Wednesday, May 04, 2016

Failed Experiments

On this week's Agents of S.H.I.E.L.D., Hive basically unfurled his master plan... and became rather less scary in the process.

First of all, his plan seems so ad hoc, considering that he had untold centuries in isolation to work it out down to every possible contingency. He's doing an awful lot of improvising here.

Second, the fact that he didn't just kill the doctor and take his body (as he threatened to do) doesn't really make sense. Again, the realities of television and using actor Brett Dalton take precedence over logical storytelling. Which I understand... but then maybe don't have Hive point that out to the audience. (I guess maybe he got used to hanging with one host for a long time on the alien planet?)

Third, we learned that Hive doesn't exactly have encyclopedic knowledge of all the past hosts he's inhabited. It's in there somewhere, but at the end of the episode, Daisy had to remind him of a fact he already knew. Sure, sometimes I can't remember where I left my sunglasses, and I just have one lifetime of memories. I get it. But it does take a touch of menace out of Hive to portray him this way.

Fourth, Hive's master plan is to make everyone into an Inhuman. And while we can certainly understand why some characters might not want that -- particularly with the whole mind control aspect in play -- you have to admit that it would be a pretty cool thing for the show if a couple more characters came out of this with super powers, right? I mean, as audience members looking for maximum entertainment, shouldn't we now be rooting for Hive to succeed a little bit before the heroes take him down?

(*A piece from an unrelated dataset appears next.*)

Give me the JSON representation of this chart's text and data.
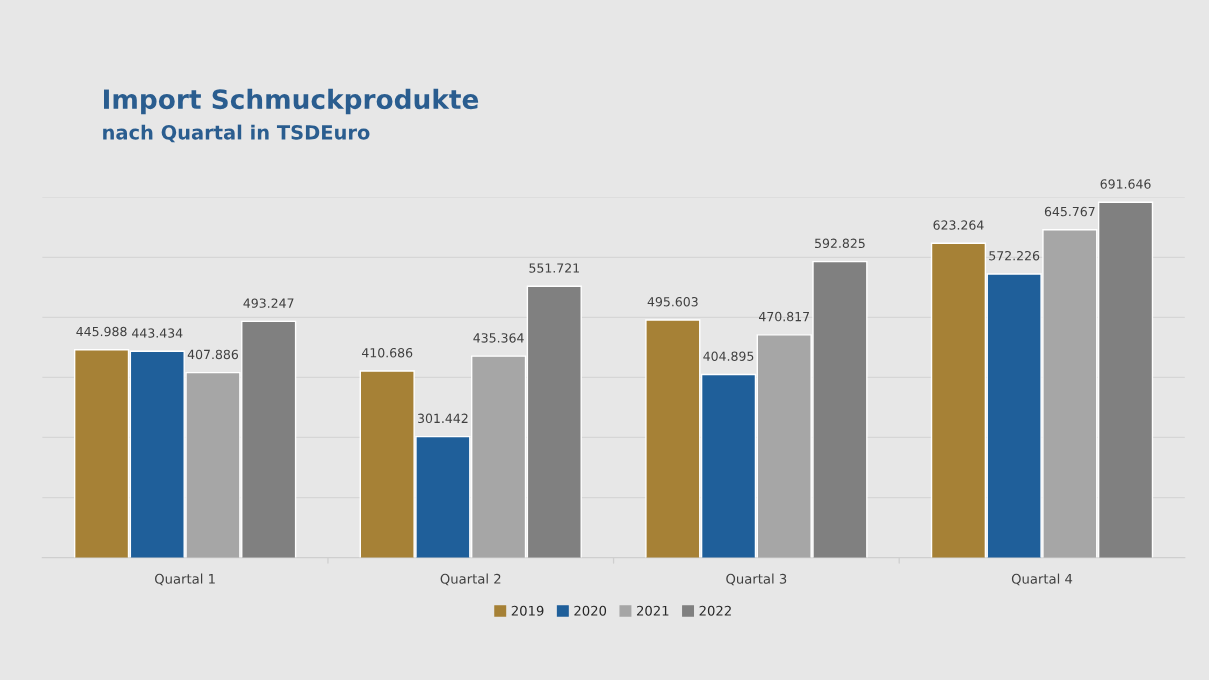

While I may have been a touch uncertain about the main plot developments this week, there were at least a few character accents on the side that landed well for me. I liked the material surrounding Fitz and Simmons trying to negotiate their new relationship. I appreciate that the writers didn't just go for instant drama that simply wouldn't have been realistic for these two very logical characters. Along similar lines of enjoying a cliche that the writers did not indulge, I was expecting a wholesale slaughter of those S.H.I.E.L.D. grunts the moment we saw them bickering over gear. But all of them made it out alive, and one even got a pithy line or two during the mission.

I enjoyed May's brief undercover stint, flirting to get the information she was after. The fight between Hive and the Kree was also kind of neat, for the way it was choreographed to show a very different fighting style for Hive. (Though why he wasted time with any of that before using his skin-flaying ability, I couldn't guess.)

All told, I'd give the episode a B. Not bad, but a bit of a step back from the last few.